Я просыпаюсь резко, словно кто-то окликнул, с колотящимся сердцем, будто все на свете проспала и Аркадьевна вломилась в мою комнату с воплями о страдающих без завтрака туристах. Едва рассвело; мир подернут росой, словно золотистым шелком, и хором гомонят мелкие птицы. Проспать я ничего не могла, но в голове настойчиво пульсирует: надо валить отсюда. Попить, в кусты… Сейчас выпью кофе — и поеду.
Когда я подхожу к кострищу, парни еще дрыхнут в глубоком пьяном забытьи, храпят на два голоса: заливистый тенор и основательный, с паузами баритон. Я приседаю на корточки, собираясь развести огонь, но тут Санька начинает ворочаться и бормотать. Потрескивание дров и запах дыма разбудят обоих, а я совершенно не хочу сейчас разговаривать ни с Санькой, ни тем более с Генкой. Хотя я по-прежнему не понимаю, что́ должна делать, за ночь во мне выросло убеждение, что стоит задержаться, влезть в разговор — и все пойдет не так. Я сдамся, уговорю себя и тогда уже точно не смогу ничего исправить.
Я тихонько поднимаю пустую полторашку. Набранная в нее вода, конечно, будет вонять спиртом, но запах выветрится при нагревании. Будет мне кофе — только не здесь и не сейчас; но воду надо взять с собой.
Камень на тропе к ручью, тот самый, на котором я когда-то нарисовала серого и мухортого коней, по-прежнему наполовину выкрашен багровым: дожди не успели смыть кровь. Я машинально огибаю его: вокруг камня уже натоптана дуга, которая отходит от тропинки примерно за метр до камня и вливается в нее метром дальше. Санька торчал здесь несколько дней и каждый раз, когда шел за водой, обходил залитый кровью участок, вряд ли сознавая, что́ делает. Это вызывает во мне чуть насмешливую нежность.

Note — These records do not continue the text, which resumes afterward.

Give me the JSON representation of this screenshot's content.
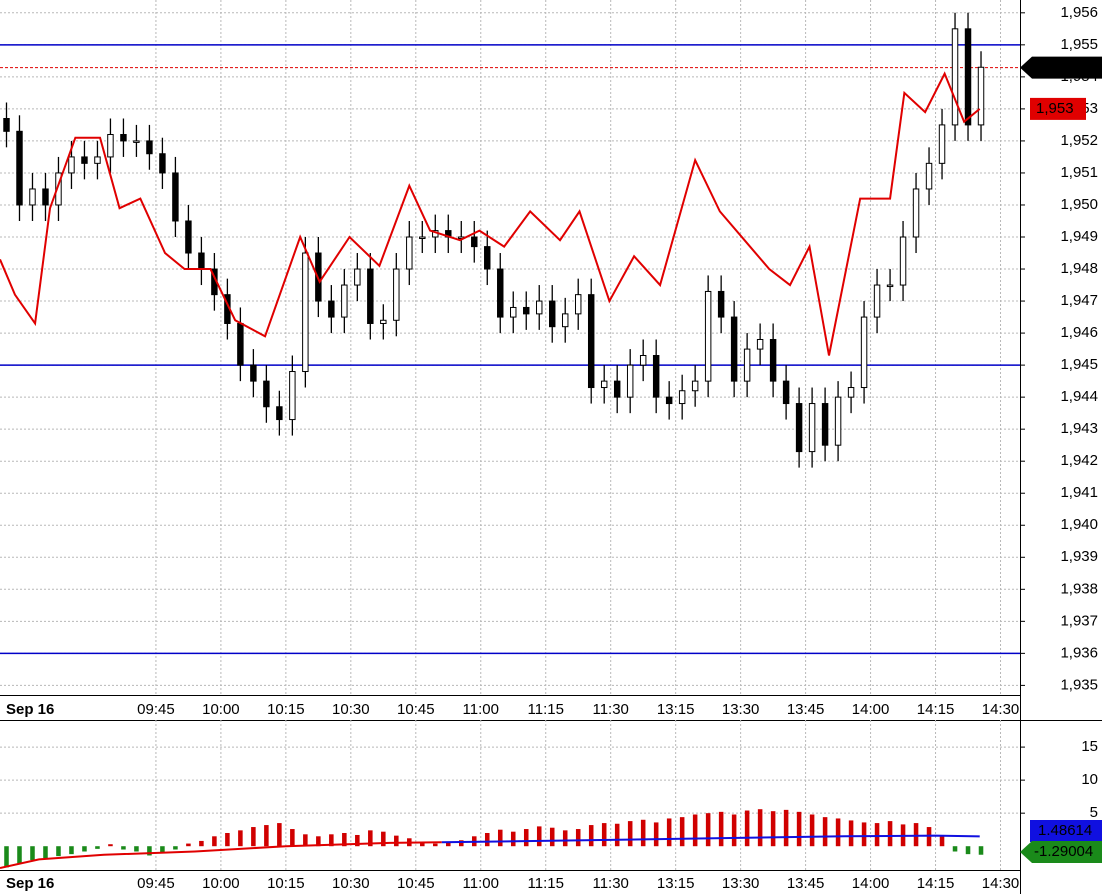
{
  "chart_data": [
    {
      "type": "candlestick",
      "date_label": "Sep 16",
      "grid": true,
      "xlim": [
        0,
        78.5
      ],
      "ylim": [
        1934.7,
        1956.4
      ],
      "xticks": [
        {
          "value": 12,
          "label": "09:45"
        },
        {
          "value": 17,
          "label": "10:00"
        },
        {
          "value": 22,
          "label": "10:15"
        },
        {
          "value": 27,
          "label": "10:30"
        },
        {
          "value": 32,
          "label": "10:45"
        },
        {
          "value": 37,
          "label": "11:00"
        },
        {
          "value": 42,
          "label": "11:15"
        },
        {
          "value": 47,
          "label": "11:30"
        },
        {
          "value": 52,
          "label": "13:15"
        },
        {
          "value": 57,
          "label": "13:30"
        },
        {
          "value": 62,
          "label": "13:45"
        },
        {
          "value": 67,
          "label": "14:00"
        },
        {
          "value": 72,
          "label": "14:15"
        },
        {
          "value": 77,
          "label": "14:30"
        }
      ],
      "yticks": [
        {
          "value": 1935,
          "label": "1,935"
        },
        {
          "value": 1936,
          "label": "1,936"
        },
        {
          "value": 1937,
          "label": "1,937"
        },
        {
          "value": 1938,
          "label": "1,938"
        },
        {
          "value": 1939,
          "label": "1,939"
        },
        {
          "value": 1940,
          "label": "1,940"
        },
        {
          "value": 1941,
          "label": "1,941"
        },
        {
          "value": 1942,
          "label": "1,942"
        },
        {
          "value": 1943,
          "label": "1,943"
        },
        {
          "value": 1944,
          "label": "1,944"
        },
        {
          "value": 1945,
          "label": "1,945"
        },
        {
          "value": 1946,
          "label": "1,946"
        },
        {
          "value": 1947,
          "label": "1,947"
        },
        {
          "value": 1948,
          "label": "1,948"
        },
        {
          "value": 1949,
          "label": "1,949"
        },
        {
          "value": 1950,
          "label": "1,950"
        },
        {
          "value": 1951,
          "label": "1,951"
        },
        {
          "value": 1952,
          "label": "1,952"
        },
        {
          "value": 1953,
          "label": "1,953"
        },
        {
          "value": 1954,
          "label": "1,954"
        },
        {
          "value": 1955,
          "label": "1,955"
        },
        {
          "value": 1956,
          "label": "1,956"
        }
      ],
      "up_color": "#ffffff",
      "down_color": "#000000",
      "open": [
        1952.7,
        1952.3,
        1950,
        1950.5,
        1950,
        1951,
        1951.5,
        1951.3,
        1951.5,
        1952.2,
        1952,
        1952,
        1951.6,
        1951,
        1949.5,
        1948.5,
        1948,
        1947.2,
        1946.3,
        1945,
        1944.5,
        1943.7,
        1943.3,
        1944.8,
        1948.5,
        1947,
        1946.5,
        1947.5,
        1948,
        1946.3,
        1946.4,
        1948,
        1949,
        1949,
        1949.2,
        1949,
        1949,
        1948.7,
        1948,
        1946.5,
        1946.8,
        1946.6,
        1947,
        1946.2,
        1946.6,
        1947.2,
        1944.3,
        1944.5,
        1944,
        1945,
        1945.3,
        1944,
        1943.8,
        1944.2,
        1944.5,
        1947.3,
        1946.5,
        1944.5,
        1945.5,
        1945.8,
        1944.5,
        1943.8,
        1942.3,
        1943.8,
        1942.5,
        1944,
        1944.3,
        1946.5,
        1947.5,
        1947.5,
        1949,
        1950.5,
        1951.3,
        1952.5,
        1955.5,
        1952.5
      ],
      "high": [
        1953.2,
        1952.8,
        1951,
        1951,
        1951.5,
        1952,
        1952,
        1952,
        1952.7,
        1952.7,
        1952.5,
        1952.5,
        1952.1,
        1951.5,
        1950,
        1949,
        1948.5,
        1947.7,
        1946.8,
        1945.5,
        1945,
        1944.2,
        1945.3,
        1949,
        1949,
        1947.5,
        1948,
        1948.5,
        1948.5,
        1946.9,
        1948.5,
        1949.5,
        1949.5,
        1949.7,
        1949.7,
        1949.5,
        1949.5,
        1949.2,
        1948.5,
        1947.3,
        1947.3,
        1947.5,
        1947.5,
        1947.1,
        1947.7,
        1947.7,
        1945,
        1945,
        1945.5,
        1945.8,
        1945.8,
        1944.5,
        1944.7,
        1945,
        1947.8,
        1947.8,
        1947,
        1946,
        1946.3,
        1946.3,
        1945,
        1944.3,
        1944.3,
        1944.3,
        1944.5,
        1944.8,
        1947,
        1948,
        1948,
        1949.5,
        1951,
        1951.8,
        1953,
        1956,
        1956,
        1954.8
      ],
      "low": [
        1951.8,
        1949.5,
        1949.5,
        1949.5,
        1949.5,
        1950.5,
        1950.8,
        1950.8,
        1951,
        1951.5,
        1951.5,
        1951.1,
        1950.5,
        1949,
        1948,
        1947.5,
        1946.7,
        1945.8,
        1944.5,
        1944,
        1943.2,
        1942.8,
        1942.8,
        1944.3,
        1946.5,
        1946,
        1946,
        1947,
        1945.8,
        1945.8,
        1945.9,
        1947.5,
        1948.5,
        1948.5,
        1948.5,
        1948.5,
        1948.2,
        1947.5,
        1946,
        1946,
        1946.1,
        1946.1,
        1945.7,
        1945.7,
        1946.1,
        1943.8,
        1943.8,
        1943.5,
        1943.5,
        1944.5,
        1943.5,
        1943.3,
        1943.3,
        1943.7,
        1944,
        1946,
        1944,
        1944,
        1945,
        1944,
        1943.3,
        1941.8,
        1941.8,
        1942,
        1942,
        1943.5,
        1943.8,
        1946,
        1947,
        1947,
        1948.5,
        1950,
        1950.8,
        1952,
        1952,
        1952
      ],
      "close": [
        1952.3,
        1950,
        1950.5,
        1950,
        1951,
        1951.5,
        1951.3,
        1951.5,
        1952.2,
        1952,
        1952,
        1951.6,
        1951,
        1949.5,
        1948.5,
        1948,
        1947.2,
        1946.3,
        1945,
        1944.5,
        1943.7,
        1943.3,
        1944.8,
        1948.5,
        1947,
        1946.5,
        1947.5,
        1948,
        1946.3,
        1946.4,
        1948,
        1949,
        1949,
        1949.2,
        1949,
        1949,
        1948.7,
        1948,
        1946.5,
        1946.8,
        1946.6,
        1947,
        1946.2,
        1946.6,
        1947.2,
        1944.3,
        1944.5,
        1944,
        1945,
        1945.3,
        1944,
        1943.8,
        1944.2,
        1944.5,
        1947.3,
        1946.5,
        1944.5,
        1945.5,
        1945.8,
        1944.5,
        1943.8,
        1942.3,
        1943.8,
        1942.5,
        1944,
        1944.3,
        1946.5,
        1947.5,
        1947.5,
        1949,
        1950.5,
        1951.3,
        1952.5,
        1955.5,
        1952.5,
        1954.3
      ],
      "compare": {
        "color": "#e00000",
        "last_label": "1,953",
        "x": [
          0,
          1.15,
          2.7,
          3.85,
          5.8,
          7.7,
          9.2,
          10.8,
          12.7,
          14.2,
          16.2,
          18.1,
          20.4,
          23.1,
          24.6,
          26.9,
          29.2,
          31.5,
          33.1,
          35.4,
          36.9,
          38.8,
          40.8,
          43.1,
          44.6,
          46.9,
          48.8,
          50.8,
          53.5,
          55.4,
          57.3,
          59.2,
          60.8,
          62.3,
          63.8,
          66.2,
          68.5,
          69.6,
          71.2,
          72.7,
          74.2,
          75.4
        ],
        "values": [
          1948.3,
          1947.2,
          1946.3,
          1949.9,
          1952.1,
          1952.1,
          1949.9,
          1950.2,
          1948.5,
          1948,
          1948,
          1946.4,
          1945.9,
          1949,
          1947.6,
          1949,
          1948.1,
          1950.6,
          1949.2,
          1948.9,
          1949.2,
          1948.7,
          1949.8,
          1948.9,
          1949.8,
          1947,
          1948.4,
          1947.5,
          1951.4,
          1949.8,
          1948.9,
          1948,
          1947.5,
          1948.7,
          1945.3,
          1950.2,
          1950.2,
          1953.5,
          1952.9,
          1954.1,
          1952.6,
          1953
        ]
      },
      "hlines": [
        {
          "value": 1955,
          "color": "#0000c8"
        },
        {
          "value": 1945,
          "color": "#0000c8"
        },
        {
          "value": 1936,
          "color": "#0000c8"
        }
      ],
      "price_tag": {
        "value": 1954.29,
        "label": "1,954.29",
        "color": "#000000"
      }
    },
    {
      "type": "oscillator",
      "grid": true,
      "xlim": [
        0,
        78.5
      ],
      "ylim": [
        -3.6,
        19.1
      ],
      "yticks": [
        5,
        10,
        15
      ],
      "pos_color": "#d00000",
      "neg_color": "#1a8a1a",
      "neg_tag_color": "#1a8a1a",
      "values": [
        -3.2,
        -2.6,
        -2.1,
        -1.8,
        -1.5,
        -1.2,
        -0.8,
        -0.4,
        0.3,
        -0.5,
        -0.8,
        -1.4,
        -0.9,
        -0.5,
        0.4,
        0.8,
        1.5,
        2,
        2.4,
        2.9,
        3.2,
        3.5,
        2.6,
        1.8,
        1.5,
        1.8,
        2,
        1.7,
        2.4,
        2.2,
        1.6,
        1.2,
        0.6,
        0.4,
        0.7,
        0.9,
        1.5,
        2,
        2.5,
        2.2,
        2.6,
        3,
        2.8,
        2.4,
        2.6,
        3.2,
        3.5,
        3.4,
        3.8,
        4,
        3.6,
        4.2,
        4.4,
        4.8,
        5,
        5.2,
        4.8,
        5.4,
        5.6,
        5.3,
        5.5,
        5.2,
        4.8,
        4.4,
        4.2,
        3.9,
        3.6,
        3.5,
        3.8,
        3.3,
        3.5,
        2.9,
        1.5,
        -0.8,
        -1.2,
        -1.29004
      ],
      "lines": [
        {
          "color": "#e00000",
          "x": [
            0,
            3,
            8,
            15,
            22,
            30,
            34
          ],
          "values": [
            -3.3,
            -2,
            -1.3,
            -0.8,
            0,
            0.5,
            0.6
          ]
        },
        {
          "color": "#1010e0",
          "x": [
            34,
            45,
            55,
            65,
            72,
            75.4
          ],
          "values": [
            0.6,
            0.9,
            1.2,
            1.5,
            1.6,
            1.48614
          ]
        }
      ]
    }
  ]
}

…Палатка собрана, арчимаки уложены. Караш дрыхнет на поляне — как бы ни были пьяны Санька и Генчик, кто-то из них позаботился и поставил его на веревку. Наверное, материли меня, когда привязывали, — они-то не знают, что он здесь не ест. Хорошо еще, что не просто спутали, поленившись возиться, а то перлась бы я сейчас пешком до самого спуска, а то и дальше. Сматывая веревку, я замечаю в зарослях жимолости неподвижного, как камень, Суйлу. В неверном утреннем свете его серая шкура кажется почти прозрачной; ноздри окутывает легкое облачко холодного тумана. Суйла истаивает. Медленно, почти незаметно растворяется. Этот мир разъедает его, как кислота. Суйле не надо быть здесь — и Карашу, наверное, тоже, просто по нему это пока не так заметно. Кони должны есть, пить, упрямиться. Тормозить или, наоборот, прыгать, потому что им нравится, а всадника удалось подловить. Кони не должны быть идеально послушными, лишенными желаний автоматами. Меня словно толкает под руку. Видно, у Суйлы такая судьба в эти дни — ходить на буксире.